Светлый фон

Сталин назначил Мейерхольда членом Всесоюзного Пушкинского комитета, в чьи задачи входил контроль над художественным, политическим и воспитательным содержанием юбилейных торжеств. Приоритеты в организации торжеств менялись месяц от месяца. В декабре 1935 года только что расширенный комитет постановил, что фокус должен быть смещен с «Пушкина, жертвы царизма» на более оптимистичную идею, которая акцентировала бы поэзию, русский язык и светлое будущее русской культуры. Чтобы разбавить партийных чиновников и церберов, в состав комитета были введены ученые-пушкинисты. Но растущая волна арестов, напряженность международной обстановки и осторожный, перестраховочный менталитет наложил отпечаток на этот юбилей, как и на другие государственные проекты. К лету 1936 года большинство творческих поручений было отменено или работа по их выполнению заглохла. К их числу относилась и работа с Прокофьевым над «Борисом Годуновым» и «Евгением Онегиным». Пушкинская комиссия тратила время на обсуждение памятников, выставок, памятных досок, почтовых марок, объемов тиражей, распространения книг по школам и библиотекам, переименования улиц, фабрик и колхозов в честь Пушкина и даже возможности переноса священного праха Пушкина в Москву[285]. Максименков обнаружил поразительный факт: в течение февраля 1937 года, когда действительно исполнялось сто лет со дня дуэли и смерти Пушкина и когда творческая деятельность должна была бы быть в самом разгаре, в московских театрах практически не шли ни пьесы о Пушкине, ни пьесы самого Пушкина. Пушкин безмолвствует. «Действие завершено или только намечается?» Этот пробел наложил обязательства на будущее.

Частью выполнения этих обязательств стала предпринятая нами в Принстоне попытка познакомить универсантов XXI века с вызовами, брошенными несостоявшимся «Борисом Годуновым» сталинской эпохи. Однако, к удовольствию всех, кто готовил этот спектакль, принстонский «Борис» оказался только началом, а не концом возрождения пушкинского юбилея.
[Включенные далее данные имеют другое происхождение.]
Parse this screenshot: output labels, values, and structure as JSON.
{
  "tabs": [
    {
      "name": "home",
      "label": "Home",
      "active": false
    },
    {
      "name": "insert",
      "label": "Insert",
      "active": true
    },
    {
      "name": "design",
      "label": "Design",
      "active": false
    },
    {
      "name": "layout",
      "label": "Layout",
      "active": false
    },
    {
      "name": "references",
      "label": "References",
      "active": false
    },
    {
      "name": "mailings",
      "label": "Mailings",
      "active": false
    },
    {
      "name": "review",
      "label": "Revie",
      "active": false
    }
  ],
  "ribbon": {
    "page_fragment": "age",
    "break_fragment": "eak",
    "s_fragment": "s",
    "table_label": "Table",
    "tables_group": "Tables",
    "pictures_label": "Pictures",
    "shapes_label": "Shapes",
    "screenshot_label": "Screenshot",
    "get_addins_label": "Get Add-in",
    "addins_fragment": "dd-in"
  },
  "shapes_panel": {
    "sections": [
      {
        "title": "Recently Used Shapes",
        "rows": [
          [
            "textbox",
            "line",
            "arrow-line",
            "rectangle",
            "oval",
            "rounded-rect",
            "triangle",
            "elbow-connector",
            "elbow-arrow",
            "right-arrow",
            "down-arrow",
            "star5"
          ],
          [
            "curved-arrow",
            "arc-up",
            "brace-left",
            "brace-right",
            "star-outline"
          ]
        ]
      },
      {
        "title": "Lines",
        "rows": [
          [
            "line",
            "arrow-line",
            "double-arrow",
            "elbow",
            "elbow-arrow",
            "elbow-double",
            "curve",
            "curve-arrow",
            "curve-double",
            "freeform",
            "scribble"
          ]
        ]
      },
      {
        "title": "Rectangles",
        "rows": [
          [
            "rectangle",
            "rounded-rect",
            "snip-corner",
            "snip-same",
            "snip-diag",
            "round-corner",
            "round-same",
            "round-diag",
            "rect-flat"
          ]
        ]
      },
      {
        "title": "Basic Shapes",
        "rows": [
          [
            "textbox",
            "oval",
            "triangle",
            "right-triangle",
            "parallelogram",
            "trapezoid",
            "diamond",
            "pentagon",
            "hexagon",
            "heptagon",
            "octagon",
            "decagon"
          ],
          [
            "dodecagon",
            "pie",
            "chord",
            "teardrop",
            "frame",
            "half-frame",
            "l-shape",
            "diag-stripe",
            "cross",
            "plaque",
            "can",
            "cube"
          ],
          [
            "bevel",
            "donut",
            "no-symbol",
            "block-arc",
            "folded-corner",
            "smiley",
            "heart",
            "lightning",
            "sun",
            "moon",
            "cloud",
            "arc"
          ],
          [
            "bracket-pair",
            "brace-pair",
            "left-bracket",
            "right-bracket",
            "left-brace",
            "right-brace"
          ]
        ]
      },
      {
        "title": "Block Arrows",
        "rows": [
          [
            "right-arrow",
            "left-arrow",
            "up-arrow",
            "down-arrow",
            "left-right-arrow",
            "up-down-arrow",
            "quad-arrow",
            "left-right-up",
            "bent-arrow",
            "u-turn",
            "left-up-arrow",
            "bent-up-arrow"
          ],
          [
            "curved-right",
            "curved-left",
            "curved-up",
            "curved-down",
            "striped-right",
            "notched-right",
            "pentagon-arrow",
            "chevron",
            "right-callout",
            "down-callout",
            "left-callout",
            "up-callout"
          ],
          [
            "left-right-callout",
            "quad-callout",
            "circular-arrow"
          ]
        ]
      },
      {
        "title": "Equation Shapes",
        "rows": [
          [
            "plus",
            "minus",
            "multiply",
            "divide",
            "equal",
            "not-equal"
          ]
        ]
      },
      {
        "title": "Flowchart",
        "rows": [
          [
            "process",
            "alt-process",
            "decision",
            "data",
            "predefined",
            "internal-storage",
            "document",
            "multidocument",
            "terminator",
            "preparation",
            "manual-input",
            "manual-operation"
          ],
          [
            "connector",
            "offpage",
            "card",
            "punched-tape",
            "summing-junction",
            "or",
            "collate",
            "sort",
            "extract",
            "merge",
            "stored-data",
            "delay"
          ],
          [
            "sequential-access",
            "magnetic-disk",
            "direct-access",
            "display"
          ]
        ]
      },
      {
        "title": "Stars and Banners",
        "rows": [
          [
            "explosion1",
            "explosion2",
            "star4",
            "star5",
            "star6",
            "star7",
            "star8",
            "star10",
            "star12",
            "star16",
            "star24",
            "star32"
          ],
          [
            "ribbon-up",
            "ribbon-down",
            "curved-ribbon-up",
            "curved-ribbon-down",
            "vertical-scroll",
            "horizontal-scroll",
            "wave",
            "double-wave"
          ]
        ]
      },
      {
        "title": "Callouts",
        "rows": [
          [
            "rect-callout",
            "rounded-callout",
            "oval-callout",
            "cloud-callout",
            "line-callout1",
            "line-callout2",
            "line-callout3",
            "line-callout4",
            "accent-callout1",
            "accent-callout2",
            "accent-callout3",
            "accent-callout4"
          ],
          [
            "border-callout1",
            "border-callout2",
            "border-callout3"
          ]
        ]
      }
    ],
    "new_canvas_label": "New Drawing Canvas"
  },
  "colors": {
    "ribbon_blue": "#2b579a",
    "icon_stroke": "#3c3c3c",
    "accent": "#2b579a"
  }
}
Я имею в виду один замысел, постановку «Евгения Онегина» Пушкина – Кржижановского на музыку Прокофьева, которая должна состояться в середине февраля 2012 года[286]. Между отмененным «Онегиным» и заброшенным «Борисом» есть много общего (и самое главное – музыка Прокофьева), но написанный в соавторстве «Онегин» уцелел в меньшей степени. Прежде чем текст пьесы попал на репетиционную сцену Московского камерного театра Александра Таирова, он подвергся жесткой критике со стороны Пушкинской комиссии и Государственной репертуарной комиссии; после отклонения (3 декабря 1936 года) о проекте не вспоминали ни в стране, ни в обзорах драматургии советской эпохи. Причин такого молчания несколько. Камерный театр Таирова не пользовался такой славой и вниманием исследователей, как театр Мейерхольда. Поляк по национальности, украинец по рождению и русскоязычный прозаик и драматург, адаптировавший пушкинский роман в стихах для постановки на театральной сцене, Сигизмунд Кржижановский (1887–1950) при жизни считался второстепенным автором пьес и умер в безвестности. (Его фантастические повести пережили бум в посткоммунистической России в середине 1990-х годов и теперь переводятся на европейские языки.) Наконец, единственное имеющееся издание музыки Прокофьева к «Онегину» было подготовлено к печати Елизаветой Даттель, осторожным и в то же время небрежным редактором, которая не одобряла подхода Кржижановского к пушкинскому тексту и бесцеремонно удалила его из авторов, несмотря на то, что Прокофьев написал музыку именно к этой пьесе.